As Walach’s primary aim is to get beyond the stultification of scientism, it is not surprising that he focuses on the inevitable clash of exterior and interior that it involves. However, in the spiritual traditions of the world after the battle of dogma and experience is over, there open out two other options that offer different ways of looking at the issue. First comes an ontology from matter, perceived externally, to the most interior aspects of consciousness, which provides a framework within which complementarity is seen from a variety of different levels that throw light on how to resolve complementarity itself. Walach himself refers occasionally to this model, including the thirteenth-century view of Roger Bacon of seven levels of “interior science”, as also the ten Zen/Daoist ox-herding pictures. In answer to his reservations about exposing beginners to such a model (p.162) it seems only fair that there should be some kind of map, no matter how incomplete, for anyone setting out on such a self-motivated and self-maintaining journey. It might also guide neuroscientists in their selection of subjects for study—clearly one size does not fit all in this situation.
Beyond even that there is now emerging, both in the East and in the West, a further solution that focuses on “whatever it is” that the two sides of the complementarity emerge from. The evidence that we have indicates that a person who has “cracked that nut” is able to see every single step of the whole process as equally valid and important and at the same time totally interrelated with all of the other possibilities, without which the whole picture cannot be either seen or responded to appropriately. In addition, he or she is capable of entering every single level on its own terms without losing his or her balance or vision of the whole picture. This is the integral or holistic approach that is the ultimate pragmatism that Walach seems to aspire to. I would suggest here as exemplars Paul Tillich and Swami Vivekananda.
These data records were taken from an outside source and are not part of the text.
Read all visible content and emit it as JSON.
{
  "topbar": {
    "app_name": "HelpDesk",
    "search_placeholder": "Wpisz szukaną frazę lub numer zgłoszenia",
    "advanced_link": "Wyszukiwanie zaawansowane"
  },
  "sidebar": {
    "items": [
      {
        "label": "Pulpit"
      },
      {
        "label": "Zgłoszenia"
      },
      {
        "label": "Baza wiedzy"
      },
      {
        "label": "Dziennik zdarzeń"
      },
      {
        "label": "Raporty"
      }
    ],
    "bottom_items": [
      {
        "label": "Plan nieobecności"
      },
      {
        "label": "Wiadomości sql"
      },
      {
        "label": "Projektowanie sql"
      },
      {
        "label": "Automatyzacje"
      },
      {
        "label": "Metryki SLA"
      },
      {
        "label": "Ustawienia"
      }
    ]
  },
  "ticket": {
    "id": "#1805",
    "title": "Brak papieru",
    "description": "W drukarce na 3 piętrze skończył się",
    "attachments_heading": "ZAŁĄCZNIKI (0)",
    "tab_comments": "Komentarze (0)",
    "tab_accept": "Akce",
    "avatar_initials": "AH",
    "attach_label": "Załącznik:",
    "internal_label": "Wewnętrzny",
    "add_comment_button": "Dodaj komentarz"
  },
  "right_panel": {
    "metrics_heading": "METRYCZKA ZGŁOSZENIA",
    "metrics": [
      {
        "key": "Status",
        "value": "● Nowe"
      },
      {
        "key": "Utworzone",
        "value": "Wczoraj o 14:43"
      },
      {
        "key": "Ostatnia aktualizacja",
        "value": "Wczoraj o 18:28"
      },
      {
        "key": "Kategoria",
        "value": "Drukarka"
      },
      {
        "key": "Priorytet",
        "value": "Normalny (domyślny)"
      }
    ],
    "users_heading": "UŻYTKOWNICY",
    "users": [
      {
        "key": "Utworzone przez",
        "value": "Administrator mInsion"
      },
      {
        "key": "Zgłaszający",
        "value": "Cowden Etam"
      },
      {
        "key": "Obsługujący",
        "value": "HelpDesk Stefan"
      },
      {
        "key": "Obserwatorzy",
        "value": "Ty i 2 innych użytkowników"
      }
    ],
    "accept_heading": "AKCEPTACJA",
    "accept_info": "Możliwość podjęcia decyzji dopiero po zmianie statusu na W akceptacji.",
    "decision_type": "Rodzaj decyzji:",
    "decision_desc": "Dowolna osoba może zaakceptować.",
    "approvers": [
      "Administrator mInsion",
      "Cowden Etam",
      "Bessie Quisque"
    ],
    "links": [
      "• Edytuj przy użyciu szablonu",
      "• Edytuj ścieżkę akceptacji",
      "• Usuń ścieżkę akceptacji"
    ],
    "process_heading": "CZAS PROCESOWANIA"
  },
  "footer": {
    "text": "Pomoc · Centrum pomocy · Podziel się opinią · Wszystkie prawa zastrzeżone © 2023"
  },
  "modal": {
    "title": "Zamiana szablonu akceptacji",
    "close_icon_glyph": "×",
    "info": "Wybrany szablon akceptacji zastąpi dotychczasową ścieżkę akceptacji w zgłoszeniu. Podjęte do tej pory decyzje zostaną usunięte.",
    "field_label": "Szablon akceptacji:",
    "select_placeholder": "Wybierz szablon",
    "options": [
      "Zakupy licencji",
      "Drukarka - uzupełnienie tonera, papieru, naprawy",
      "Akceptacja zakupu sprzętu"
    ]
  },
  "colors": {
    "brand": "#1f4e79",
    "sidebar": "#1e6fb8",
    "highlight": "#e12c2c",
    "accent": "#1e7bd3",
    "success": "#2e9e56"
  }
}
Inexplicably, Walach dubs Vivekananda an idealist, who is alleged to reject matter from his ontology, despite all evidence to the contrary.
In addition, he dubs Vivekananda and Asians like him as “independent thinking subjects with immediate access to experience” (p.72), allegedly not working like contemporary scientists in a group effort. This does not take into account that Asian yogis were and are embedded in a millennial community and culture of the interior world every bit as stringent and diverse as Western science and its communities; nor, for that matter, that Western science has progressed on the intuitive discoveries of the likes of Newton, Maxwell, Planck, Einstein, Bohr and Heisenberg. These are understandable misjudgments—or even unexamined Western stereotypes—which, however, is somewhat moderated by Walach’s suggestion that, in view of the failure of Western science to access the inner world, “perhaps assessing the rich introspective traditions of the East might be a starting point” (p.83).
It seems likely that at this early stage of Western scientific study of the interior world, Walach’s proposal to study concentrated or collected states of consciousness in highly-trained subjects (pp.85-86) would in practice not only bring him to those who have most seriously followed Asian methods of yoga but also an understanding of the interior ontologies and states of consciousness including the holistic, integral, global vision now emerging from its hoary culture.
This is the mindset we urgently require to tackle the global, multicultural issues we are currently faced with. And, having effectively established the link between the inner and outer worlds, surely neuroscience will soon arrive at methods that can investigate and test the claims made by these advanced yogis, and thus give “secular approval” to a radically new, emerging worldview.